Oradan Ghirardelli Parkina gidip biraz bakindiktan sonra Golden Gate Koprusune gitmeye karar verdik. Bu kopru bizim Bogazici Koprusu ile ayni mantikta yapilmis, ama bizden 45 yil once. Kopru dunyanin en cok fotografi cekilmis koprusu. Kirmizi rengi ilk once gecici olarak yapilmis ama daha sonra o kadar cok sevilmiski o sekilde birakilmis. Biz de uzerinde yurumeden edemedik, soyle bir dolaniverdik. Nacak hava inanilmaz sogumustu ve biz de donuyorduk. O yuzden biraz daha dolasip otele gitmeye, biraz daha kalin giyinip gece yemek yemeye disari cikmaya karar verdik.
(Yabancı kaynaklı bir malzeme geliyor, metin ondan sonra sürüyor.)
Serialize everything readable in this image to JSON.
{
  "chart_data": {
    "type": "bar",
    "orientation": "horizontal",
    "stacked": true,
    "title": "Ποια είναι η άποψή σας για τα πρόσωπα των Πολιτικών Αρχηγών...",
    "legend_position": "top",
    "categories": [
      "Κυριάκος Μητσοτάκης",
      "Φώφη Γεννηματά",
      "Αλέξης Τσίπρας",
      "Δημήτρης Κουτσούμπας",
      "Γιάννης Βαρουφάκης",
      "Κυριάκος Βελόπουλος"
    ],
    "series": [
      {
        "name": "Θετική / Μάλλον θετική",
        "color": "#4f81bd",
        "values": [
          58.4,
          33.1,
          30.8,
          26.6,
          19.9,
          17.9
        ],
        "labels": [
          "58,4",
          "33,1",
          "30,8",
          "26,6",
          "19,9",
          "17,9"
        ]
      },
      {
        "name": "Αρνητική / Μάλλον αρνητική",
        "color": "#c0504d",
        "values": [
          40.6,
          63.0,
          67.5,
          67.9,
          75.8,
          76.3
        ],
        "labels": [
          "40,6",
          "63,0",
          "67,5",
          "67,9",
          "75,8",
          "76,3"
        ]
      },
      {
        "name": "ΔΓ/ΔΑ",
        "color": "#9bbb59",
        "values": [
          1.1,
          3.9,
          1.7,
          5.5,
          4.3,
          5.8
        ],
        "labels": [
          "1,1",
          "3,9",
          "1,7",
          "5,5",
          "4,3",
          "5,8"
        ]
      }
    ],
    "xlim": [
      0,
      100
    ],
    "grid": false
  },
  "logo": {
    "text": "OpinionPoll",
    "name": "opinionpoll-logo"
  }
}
Ben midye yiyecegim diye durmadan tutturdugum icin sehrin baska bir ucuna dona dona gittik. Bir de gorelim ki o da ne? Orasi sadece gunduzleri acikmis ve minicik de bir dukkanmis aslinda. Once biraz hayal kirikligi yasadik ama sonra napalim bari su kosedeki Italyan lokantasina gidelim dedik. Aslinda sirin bir yermis ve hemen kocaman bir pizza ve birer bira soyledik. Kah gulduk, kah usuduk ama inanilmaz bur mutluluk coktu uzerime doyunca. Daha sonra Sena'nin gitmek istedigi sampanya barinin yolunu tuttuk. Bulana kadar donduk, gidince bir de ne gorelim hem herkes sik sikirdimdik, hem de beni almiyorlar, biraz uzuldukten sonra sokaklarda dolasmaya basladik, magazalari kestik, birazcik daha dolanip otele geri donduk..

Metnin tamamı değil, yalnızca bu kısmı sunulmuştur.